In a radio debate on Wednesday, economist Barra Roantree argued against a blanket Vat cut, saying that the biggest beneficiaries would be the biggest chains. Why, he questioned, should McDonald's get a Vat cut at a time when its profits have jumped almost 17%? The counterargument, of course, is that the real beneficiary of a cut is the customer.

It will come as no surprise that the cost of eating out has risen alongside the cost of food in supermarkets. 

In my house we use the crudely designed and implemented Spice Bag Index. Through the miracle of food delivery apps keeping receipts, we are able to track the cost of a spice bag in our local Chinese in the years since we bought our home. In that seven-year stretch, the price has jumped from €6.40 to €10.20, though it must be said that the quality remains excellent.

There is no question that hospitality, like every other industry, is facing a crunch. The sector has come through covid lockdowns only to face rising costs, constrained supply lines, and a public less willing or able to spend money on entertainment.

Divisions

But hearing Fianna Fáil junior minister Niall Collins on radio this week saying that he did not believe a blanket cut in the Vat rate was justified, while Fine Gael's enterprise minister Peter Burke "unequivocally" backed it, shows that there will be friction in the run-up to the budget on the issue.

Government sources questioned on Thursday whether Mr Collins had gone on something of a solo run given that he had somewhat contradicted his party leader Taoiseach Micheál Martin on the issue.

But those in government who want to see the cut in the books that Jack Chambers and Paschal Donohoe hold up on the steps of Government Buildings in 10 weeks, might be minded to listen to the message of Mr Collins. 

Speaking to Limerick's Live 95, Mr Collins said that there was no evidence that a previous reduction in the Vat rate to 9% was "actually passed on to the consumer" and that there was price gouging in the sector.

While the budget will lay out a statement of priorities, the passage and success of this particular measure will depend on public buy-in. 

Convincing stretched middle-income earners to forego tax cuts, which would put somewhere in the region of €75 a month back in their pockets in favour of an industry which many believe has been too expensive for too long will require some finesse in its messaging.

While the row has focused on the differing opinions of coalition partners, the consumer has been left out of the discussion.
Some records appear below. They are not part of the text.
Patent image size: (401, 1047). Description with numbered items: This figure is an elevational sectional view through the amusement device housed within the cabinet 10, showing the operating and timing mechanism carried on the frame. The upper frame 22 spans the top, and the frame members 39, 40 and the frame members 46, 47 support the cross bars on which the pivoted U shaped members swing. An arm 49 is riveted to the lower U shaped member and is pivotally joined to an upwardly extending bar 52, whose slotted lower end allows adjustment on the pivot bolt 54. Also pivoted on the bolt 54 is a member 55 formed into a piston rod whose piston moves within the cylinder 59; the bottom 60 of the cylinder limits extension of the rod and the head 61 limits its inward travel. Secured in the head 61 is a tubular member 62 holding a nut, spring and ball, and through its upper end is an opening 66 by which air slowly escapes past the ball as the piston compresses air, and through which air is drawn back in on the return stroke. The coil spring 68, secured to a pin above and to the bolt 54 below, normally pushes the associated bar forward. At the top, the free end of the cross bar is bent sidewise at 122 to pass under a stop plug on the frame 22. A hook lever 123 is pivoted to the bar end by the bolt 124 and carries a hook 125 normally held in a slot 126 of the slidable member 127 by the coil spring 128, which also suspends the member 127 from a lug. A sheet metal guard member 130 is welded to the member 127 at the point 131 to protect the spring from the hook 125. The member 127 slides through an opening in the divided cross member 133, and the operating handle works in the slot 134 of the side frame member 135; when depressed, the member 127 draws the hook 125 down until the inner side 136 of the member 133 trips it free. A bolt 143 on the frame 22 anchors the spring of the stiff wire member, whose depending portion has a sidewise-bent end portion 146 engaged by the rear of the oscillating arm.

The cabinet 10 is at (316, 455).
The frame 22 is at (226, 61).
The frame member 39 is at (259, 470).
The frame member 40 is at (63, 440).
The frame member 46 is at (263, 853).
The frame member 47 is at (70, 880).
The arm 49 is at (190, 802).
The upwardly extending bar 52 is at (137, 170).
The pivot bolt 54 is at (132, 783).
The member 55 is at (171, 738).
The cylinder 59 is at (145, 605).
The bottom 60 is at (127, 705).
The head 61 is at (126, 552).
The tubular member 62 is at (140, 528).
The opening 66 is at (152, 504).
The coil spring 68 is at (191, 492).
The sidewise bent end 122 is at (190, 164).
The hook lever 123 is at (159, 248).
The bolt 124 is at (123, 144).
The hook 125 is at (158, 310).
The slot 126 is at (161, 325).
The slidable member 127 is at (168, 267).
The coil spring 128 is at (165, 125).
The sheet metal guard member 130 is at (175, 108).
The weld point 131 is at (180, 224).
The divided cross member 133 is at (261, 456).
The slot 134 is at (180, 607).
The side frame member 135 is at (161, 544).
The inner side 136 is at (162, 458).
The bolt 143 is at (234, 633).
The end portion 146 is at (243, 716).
If the Government is faced with a list of choices that are broken down into binary winners and losers, the average person will always choose to win.

But if a Vat cut can be sold as a net good for employment, for tax take and for those who just wish to eat out once a month, then it has a chance of resonating with the public. 

Simply telling members of the public that businesses are a Vat cut away from viability is not a communications strategy, because it doesn't hold up to any scrutiny. If the public sees nearly €700 million spent, they will want to know what's in it for them, be it affordability or the greater good.

Otherwise, it will be back to splitting a €10.20 spice bag.